Merhaba Sevgili Anne Babalarımız
Çocuğunuzun okula uyum sağlama sürecinde yaşayabileceğiniz bir takım problemler ve çözümleri hakkında sizleri bilgilendirmek istiyoruz.
Uyum ve oryantasyon sürecinde buradaki bilgilerden yararlanabilir ve gerektiğinde de okulumuz Rehberlik servisi ve Aile Danışmanlığına başvurabilirsiniz.
Öncelikle öğrencilerimizin okullarına geri dönmekte ya da yeni başlarken sizlerden ayrılmakta biraz zorluk çekmeleri çok doğal ve beklenen bir durumdur. Sizlerden ayrılmak istememeleri ya da tekrar okul ve arkadaşları ile birlikte olmaktan dolayı duydukları heyecanı “Okula gitmek istemiyorum“ şeklinde ifade etmeleri çok normaldir. Bu durum sizleri kaygılandırmasın.

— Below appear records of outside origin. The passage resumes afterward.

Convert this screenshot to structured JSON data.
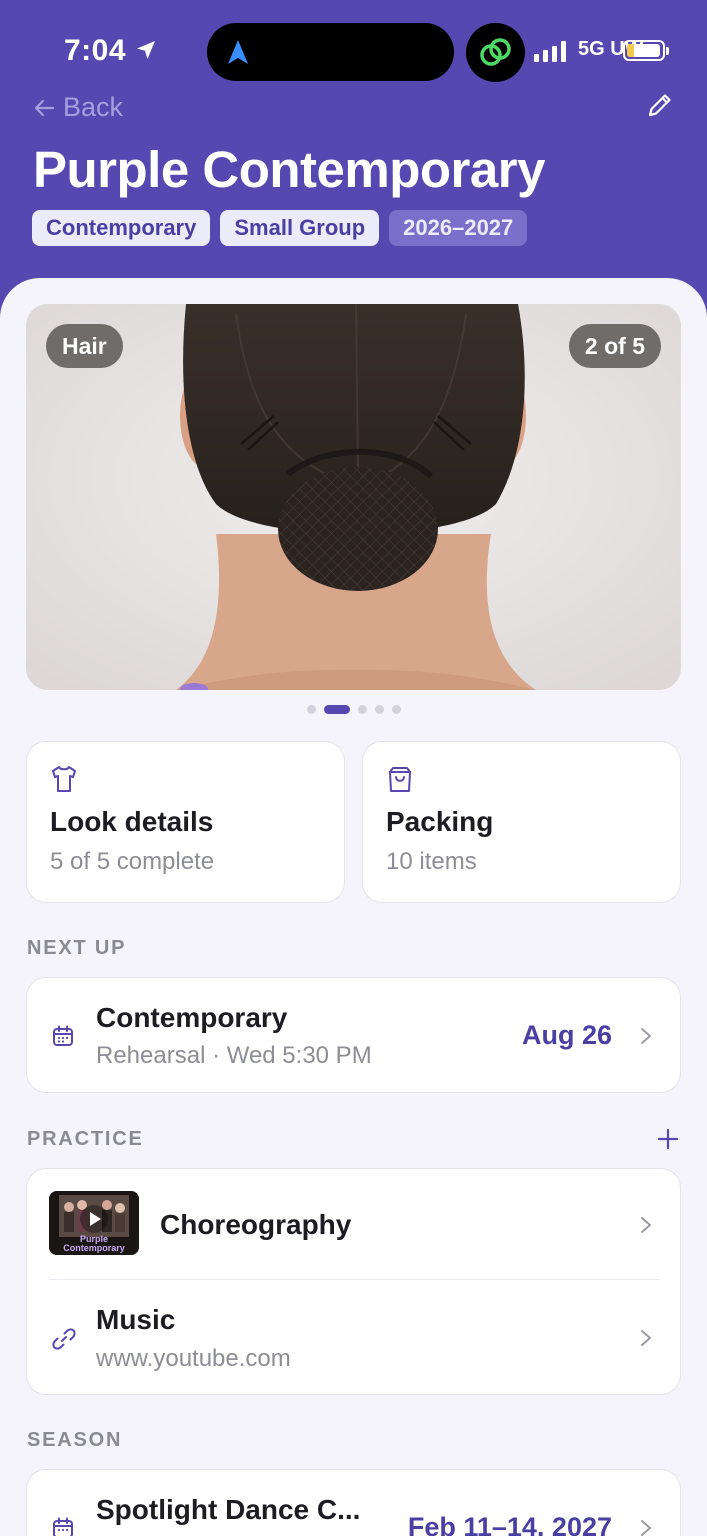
{
  "status_bar": {
    "time": "7:04",
    "network": "5G UW"
  },
  "header": {
    "back_label": "Back",
    "title": "Purple Contemporary",
    "chips": [
      "Contemporary",
      "Small Group",
      "2026–2027"
    ]
  },
  "gallery": {
    "badge": "Hair",
    "counter": "2 of 5",
    "page_index": 2,
    "page_count": 5
  },
  "tiles": {
    "look": {
      "icon": "shirt-icon",
      "title": "Look details",
      "subtitle": "5 of 5 complete"
    },
    "packing": {
      "icon": "bag-icon",
      "title": "Packing",
      "subtitle": "10 items"
    }
  },
  "next_up": {
    "label": "NEXT UP",
    "item": {
      "icon": "calendar-icon",
      "title": "Contemporary",
      "subtitle": "Rehearsal · Wed 5:30 PM",
      "date": "Aug 26"
    }
  },
  "practice": {
    "label": "PRACTICE",
    "items": [
      {
        "icon": "video-thumbnail",
        "thumb_caption": "Purple Contemporary",
        "title": "Choreography"
      },
      {
        "icon": "link-icon",
        "title": "Music",
        "subtitle": "www.youtube.com"
      }
    ]
  },
  "season": {
    "label": "SEASON",
    "item": {
      "icon": "calendar-icon",
      "title": "Spotlight Dance C...",
      "date": "Feb 11–14, 2027"
    }
  },
  "colors": {
    "brand": "#5648b0",
    "accent": "#4a3fa3",
    "background": "#f4f4fa"
  }
}
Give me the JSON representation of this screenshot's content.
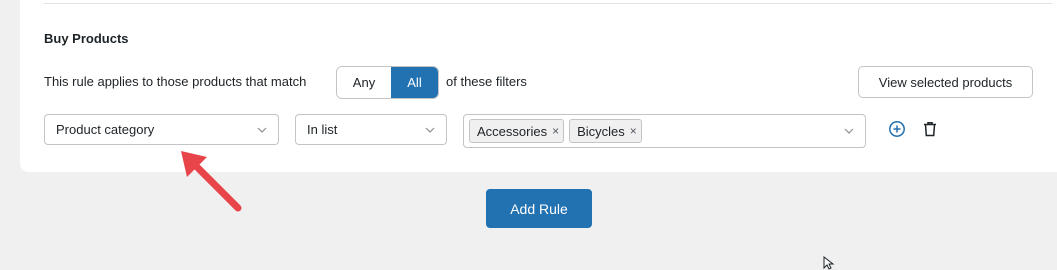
{
  "section": {
    "title": "Buy Products"
  },
  "match": {
    "prefix": "This rule applies to those products that match",
    "options": [
      "Any",
      "All"
    ],
    "selected": "All",
    "suffix": "of these filters"
  },
  "view_button": {
    "label": "View selected products"
  },
  "filter_row": {
    "field": "Product category",
    "operator": "In list",
    "values": [
      "Accessories",
      "Bicycles"
    ],
    "tag_remove_glyph": "×"
  },
  "add_rule": {
    "label": "Add Rule"
  },
  "icons": {
    "chevron": "chevron-down-icon",
    "add": "plus-circle-icon",
    "delete": "trash-icon",
    "annotation": "red-arrow",
    "cursor": "mouse-pointer"
  },
  "colors": {
    "accent": "#2271b1",
    "background": "#f0f0f1",
    "annotation": "#e8454a"
  }
}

OKULA BAŞLAMADAN ÖNCE, ÇOCUĞUNUZUN OKULA UYUMUNU KOLAYLAŞTIRIN…
Çocuk için yepyeni bir çevre olan okulda, uyulması gereken kurallar, yeni arkadaşlar, öğretmenler ve yerine getirilmesi gereken öğrenim görevleri onu bekler. Çocuğunuz daha önce anaokuluna devam ettiyse bu süreç onun için daha kolay üstesinden gelinebilir olacaktır. Çocuğunuzun yaşayacağı güçlükleri en aza indirmek ve bu sürece daha kolay adapte olmasını sağlamak için şunları yapmanızı öneriyoruz:
– Çocuğunuza okul açılmadan önce okulu ve öğretmenini tanıtmalısınız. Ona karşı açık olun, okul ve öğretmeniyle ilgili doğru olmayan, abartılı şeyler anlatmayın. Okulu ailece gezin ve okulla ilgili anlattıklarınızı okulda çocuğunuza gösterin.
– Çocuğunuzun hatalı davranışlarında okulu ve öğretmenini caydırıcı bir unsur, bir korkutma aracı olarak kullanmayın. “Böyle yaparsan öğretmenin seni sevmez”, “Seni okula almazlar” gibi cümlelerden kaçının. Bunlar çocuğunuzun okulla ilgili olumsuz düşünceler geliştirmesine neden olabilir.
– Okul alışverişine çocuğunuzla birlikte çıkın ve satın aldığınız araç gereçle ilgili mülkiyet duygusu geliştirmesine yardım etmek için bunları uzun süre kullanacağını, ona ait olan araç gereçler olduğunu anlatın.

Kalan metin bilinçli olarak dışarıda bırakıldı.